When Judicial Restraint Trumps the Second Amendment

Thirty years ago the U.S. Senate refused to confirm the conservative jurist and legal theorist Robert Bork to the U.S. Supreme Court. As a result of Bork's borking, Anthony Kennedy joined the Court instead.

Writing at the Library of Law & Liberty, Mark Pulliam wonders what might have been had Bork, not Kennedy, made it through. "As a justice, Bork would likely have been a more conservative (but less sarcastic) version of Scalia," Pulliam writes. But there would have been some crucial differences between the two conservatives. For instance, Pulliam argues, Bork might well have disagreed with Scalia on the Second Amendment. That disagreement could have caused the landmark gun rights case District of Columbia v. Heller to have come out the other way.

Here is the heart of Pulliam's case:

Why do I suggest that Bork might have voted differently from Kennedy [in Heller]?As far as I can tell, Bork, who died in 2012, never commented publicly on Heller, but his general approach to constitutional interpretation is that courts should defer to the political branches unless the Constitution clearly puts the subject "off limits" from majoritarian rule. The Second Amendment, with its odd phraseology ("A well regulated Militia, being necessary to the security of a free State"), might have presented Bork with the same difficulty as the Ninth Amendment (which he once compared to an "ink blot") or the Privileges or Immunities Clause of the Fourteenth Amendment, making him reluctant to read into the constitutional text rights that the Framers did not expressly put there.
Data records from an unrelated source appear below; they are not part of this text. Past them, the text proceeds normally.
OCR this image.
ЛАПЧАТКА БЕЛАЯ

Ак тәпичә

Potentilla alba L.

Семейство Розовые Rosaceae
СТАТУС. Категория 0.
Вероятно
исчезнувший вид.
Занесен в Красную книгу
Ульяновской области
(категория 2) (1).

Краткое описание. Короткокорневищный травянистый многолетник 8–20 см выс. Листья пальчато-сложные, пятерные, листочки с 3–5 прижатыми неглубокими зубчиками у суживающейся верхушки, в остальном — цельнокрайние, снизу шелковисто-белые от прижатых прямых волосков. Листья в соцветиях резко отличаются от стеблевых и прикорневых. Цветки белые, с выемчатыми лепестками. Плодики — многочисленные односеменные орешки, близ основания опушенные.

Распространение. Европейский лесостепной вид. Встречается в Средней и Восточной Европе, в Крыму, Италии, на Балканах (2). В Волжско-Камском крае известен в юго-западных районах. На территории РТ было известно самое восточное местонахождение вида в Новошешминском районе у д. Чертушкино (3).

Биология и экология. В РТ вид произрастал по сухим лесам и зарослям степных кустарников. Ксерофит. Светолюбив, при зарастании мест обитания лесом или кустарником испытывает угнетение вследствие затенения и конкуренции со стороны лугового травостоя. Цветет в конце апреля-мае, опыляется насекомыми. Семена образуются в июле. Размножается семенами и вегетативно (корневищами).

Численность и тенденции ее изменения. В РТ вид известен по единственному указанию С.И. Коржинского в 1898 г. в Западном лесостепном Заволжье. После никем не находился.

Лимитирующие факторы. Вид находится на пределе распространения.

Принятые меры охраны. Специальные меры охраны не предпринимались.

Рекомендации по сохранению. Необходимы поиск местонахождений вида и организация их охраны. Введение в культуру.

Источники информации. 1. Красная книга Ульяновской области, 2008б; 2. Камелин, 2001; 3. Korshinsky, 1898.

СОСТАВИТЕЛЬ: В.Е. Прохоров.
This is not mere speculation. In Slouching Towards Gomorrah, Bork referred to the language of the Second Amendment as "somewhat ambiguous[]." In the same passage, he stated that "The Second Amendment was designed to allow states to defend themselves against a possibly tyrannical national government." While it is clear that Bork was opposed to gun control on policy grounds, it is not clear that he agreed that the Second Amendment conferred an individual right.

That largely tracks with my own understanding of Bork's jurisprudence. In my book Overruled, I described Bork as a "principled advocate of judicial minimalism," noting that Bork "opposed not only what he saw as the Court's liberal activism in Griswold [v. Connecticut] and Roe [v. Wade], he also rejected what he saw as the conservative activism of Lochner v. New York, the same case denounced by Progressive luminaries such as [Oliver Wendell] Holmes, Felix Frankfurter, and Theodore Roosevelt."

In his 1990 book The Tempting of America, Bork argued that one of the biggest threats facing America was the misguided effort to consistently elevate individual liberty above majority rule. As Bork saw it, that approach was totally backwards. The "first principle" of the American system is not individualism, he insisted, it is majoritarianism. "In wide areas of life," Bork wrote, "majorities are entitled to rule, if they wish, simply because they are majorities."

Bork's majoritarian philosophy has clear implications for the legal battles over gun control. Take D.C. v. Heller, in which the Court struck down Washington's handgun ban. As Bork might have asked, what business do unelected federal judges have sticking their noses into the regulatory consensus reached by the local officials that are directly accountable to Washington's residents? If would-be gun owners don't like what the law says, the Bork-ian argument goes, they should take their complaints to the ballot box, not to the courthouse.

As it happens, that very argument is alive and well in certain conservative legal quarters today. Back in February, conservative Judge J. Harvie Wilkinson III of the U.S. Court of Appeals for the 4th Circuit joined the majority of that court in upholding Maryland's ban on "assault weapons" and detachable large-capacity magazines. "It is altogether fair to argue that the assault weapons here should be less regulated," Wilkinson wrote in concurrence, "but that is for the people of Maryland (and the Virginias and the Carolinas) to decide."

Robert Bork may be gone, but his majoritarian judicial philosophy lives on.